Plenary Sessions

Opening Plenary

Undisciplined: How Great Teaching Breaks the Rules and Re-Enchants the Classroom

Friday, June 5 | 5:15 - 6:30 pm

Student disengagement is often treated as a problem to be solved with better tools, tighter policies, or trendy techniques. This plenary argues the opposite: the antidote to disengagement is not innovation at the level of technique, but transformation at the level of being. By drawing a clear distinction between performance and presence, Michael Wesch shows how our fixation on performance—shaped by fear, scripting, self-protection, and the desire to be liked—quietly drains the life from our classrooms and from ourselves. Presence, by contrast, is responsive, relational, and alive in the moment—it is risky, cannot be faked, and is precisely what students recognize when learning becomes real.

Drawing on decades of award-winning teaching and ethnographic fieldwork from campfires in the rainforests of New Guinea to temples in India, Vietnam, and Korea, Wesch shows how great teaching has always resembled a campfire: a shared space of curiosity, honesty, and meaning-making. This plenary reclaims “the great thing” at the heart of every discipline—the big human questions and hard-earned insights that first drew us into our fields—as the center of transformative teaching.

Attendees will be invited to confront the barriers to presence, reconnect with their real why, and rediscover the joy of intellectual life and teaching. Emphasizing how preparation and passion outside the classroom translate into presence within it, this talk offers a manifesto for the re-enchantment of the academy and a call to become “undisciplined” in service of what matters most.

Michael Wesch headshot

Michael Wesch, PhD

Closing Plenary

AI Literacy and Liberal Education

Sunday, June 7 | 11:30 am - 12:45 pm

Artificial intelligence is transforming how we work, write, and think—perhaps faster than any change in human history. For educators, this disruption brings both challenge and opportunity. As AI reshapes what “average” work looks like, it opens the door to raising academic standards and reaffirming the central values of liberal education.

In this plenary, Bowen reframes AI literacy as a distinctly educational mission rooted in two staples of higher learning: asking sharper questions and critically evaluating answers. Reframing AI literacy in this way leads to a plethora of new assignments where educators can teach both writing and critical thinking while using AI in a way that raises standards rather than replacing human agency.
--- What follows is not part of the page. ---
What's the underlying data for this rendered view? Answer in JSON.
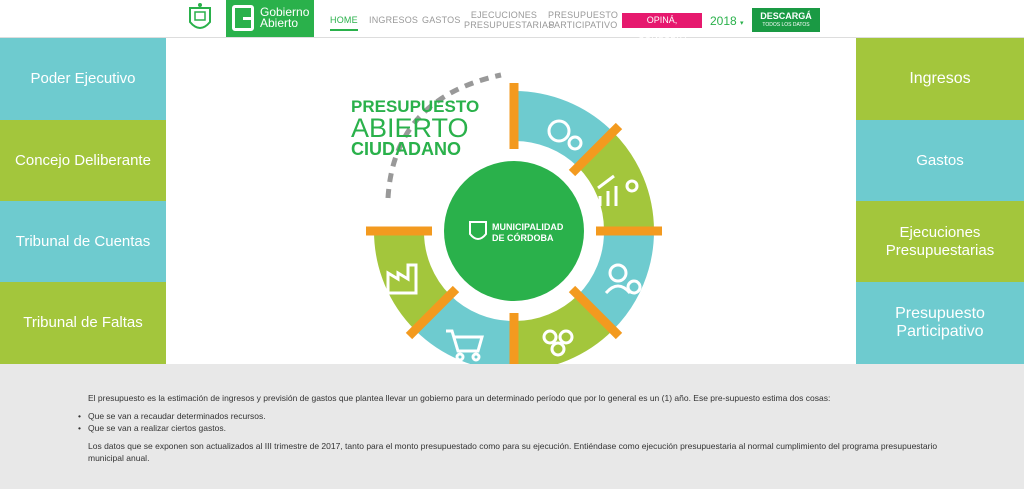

Together, we will explore how faculty across disciplines can position themselves and their students as “AI bosses”—directing, interrogating, and refining AI output rather than passively accepting it. Attendees will leave with practical ideas for assignments and teaching strategies that embrace AI’s potential while reinforcing the habits of mind that define higher education: curiosity, reflection, creativity, and rigor.